Documentation: Signal handling

This document provides information about how Valkey reacts to different POSIX signals such as SIGTERM and SIGSEGV.

SIGTERM and SIGINT

The SIGTERM and SIGINT signals tell Valkey to shut down gracefully. When the server receives this signal, it does not immediately exit. Instead, it schedules a shutdown similar to the one performed by the SHUTDOWN command. The scheduled shutdown starts as soon as possible, specifically as long as the current command in execution terminates (if any), with a possible additional delay of 0.1 seconds or less.

If the server is blocked by a long-running Lua script, kill the script with SCRIPT KILL if possible. The scheduled shutdown will run just after the script is killed or terminates spontaneously.

This shutdown process includes the following actions:

  • If there are any replicas lagging behind in replication:
    • Pause clients attempting to write with CLIENT PAUSE and the WRITE option.
    • Wait up to the configured shutdown-timeout (default 10 seconds) for replicas to catch up with the primary's replication offset.
  • If a background child is saving the RDB file or performing an AOF rewrite, the child process is killed.
  • If the AOF is active, Valkey calls the fsync system call on the AOF file descriptor to flush the buffers on disk.
  • If Valkey is configured to persist on disk using RDB files, a synchronous (blocking) save is performed.

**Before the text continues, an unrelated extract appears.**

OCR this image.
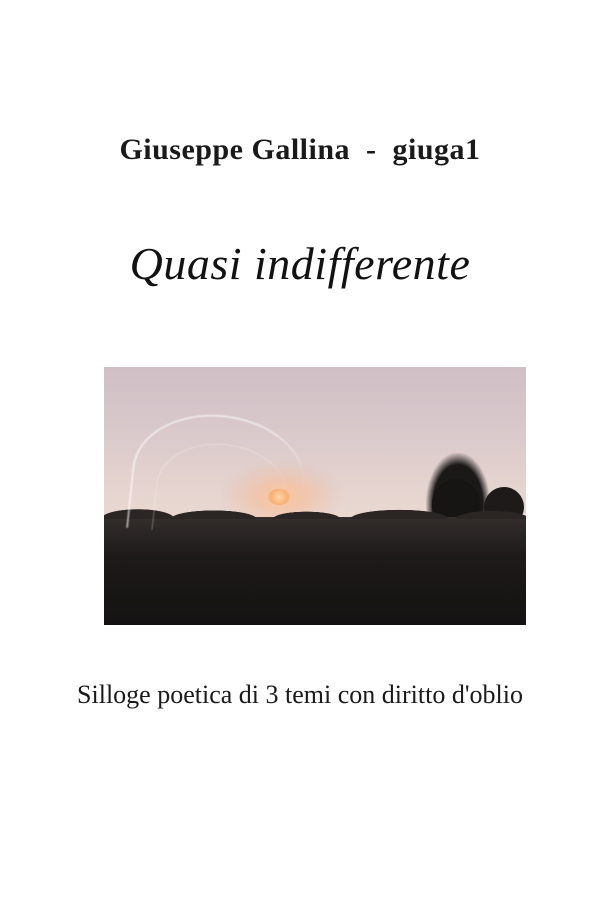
Giuseppe Gallina  -  giuga1
Quasi indifferente
Silloge poetica di 3 temi con diritto d'oblio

Since the save is synchronous, it doesn't use any additional memory.
  • If the server is daemonized, the PID file is removed.
  • If the Unix domain socket is enabled, it gets removed.
  • The server exits with an exit code of zero.

IF the RDB file can't be saved, the shutdown fails, and the server continues to run in order to ensure no data loss. Likewise, if the user just turned on AOF, and the server triggered the first AOF rewrite in order to create the initial AOF file but this file can't be saved, the shutdown fails and the server continues to run. No further attempt to shut down will be made unless a new SIGTERM is received or the SHUTDOWN command is issued.

Since Redis OSS 7.0, the server waits for lagging replicas up to a configurable shutdown-timeout, 10 seconds by default, before shutting down. This provides a best effort to minimize the risk of data loss in a situation where no save points are configured and AOF is deactivated. Before version 7.0, shutting down a heavily loaded primary node in a diskless setup was more likely to result in data loss. To minimize the risk of data loss in such setups, trigger a manual FAILOVER (or CLUSTER FAILOVER) to demote the primary to a replica and promote one of the replicas to a new primary before shutting down a primary node.

SIGSEGV, SIGBUS, SIGFPE and SIGILL

The following signals are handled as a Valkey crash:

  • SIGSEGV
  • SIGBUS
  • SIGFPE
  • SIGILL

Once one of these signals is trapped, Valkey stops any current operation and performs the following actions:

  • Adds a bug report to the log file. This includes a stack trace, dump of registers, and information about the state of clients.
  • A fast memory test is performed as a first check of the reliability of the crashing system.
  • If the server was daemonized, the PID file is removed.
  • Finally the server unregisters its own signal handler for the received signal and resends the same signal to itself to make sure that the default action is performed, such as dumping the core on the file system.

What happens when a child process gets killed

When the child performing the Append Only File rewrite gets killed by a signal, Valkey handles this as an error and discards the (probably partial or corrupted) AOF file. It will attempt the rewrite again later.

When the child performing an RDB save is killed, Valkey handles the condition as a more severe error. While the failure of an AOF file rewrite can cause AOF file enlargement, failed RDB file creation reduces durability.

As a result of the child producing the RDB file being killed by a signal, or when the child exits with an error (non zero exit code), Valkey enters a special error condition where no further write command is accepted.

  • Valkey will continue to reply to read commands.
  • Valkey will reply to all write commands with a MISCONFIG error.

This error condition will persist until it becomes possible to create an RDB file successfully.

Kill the RDB file without errors

Sometimes the user may want to kill the RDB-saving child process without generating an error. This can be done using the signal SIGUSR1. This signal is handled in a special way: it kills the child process like any other signal, but the parent process will not detect this as a critical error and will continue to serve write requests.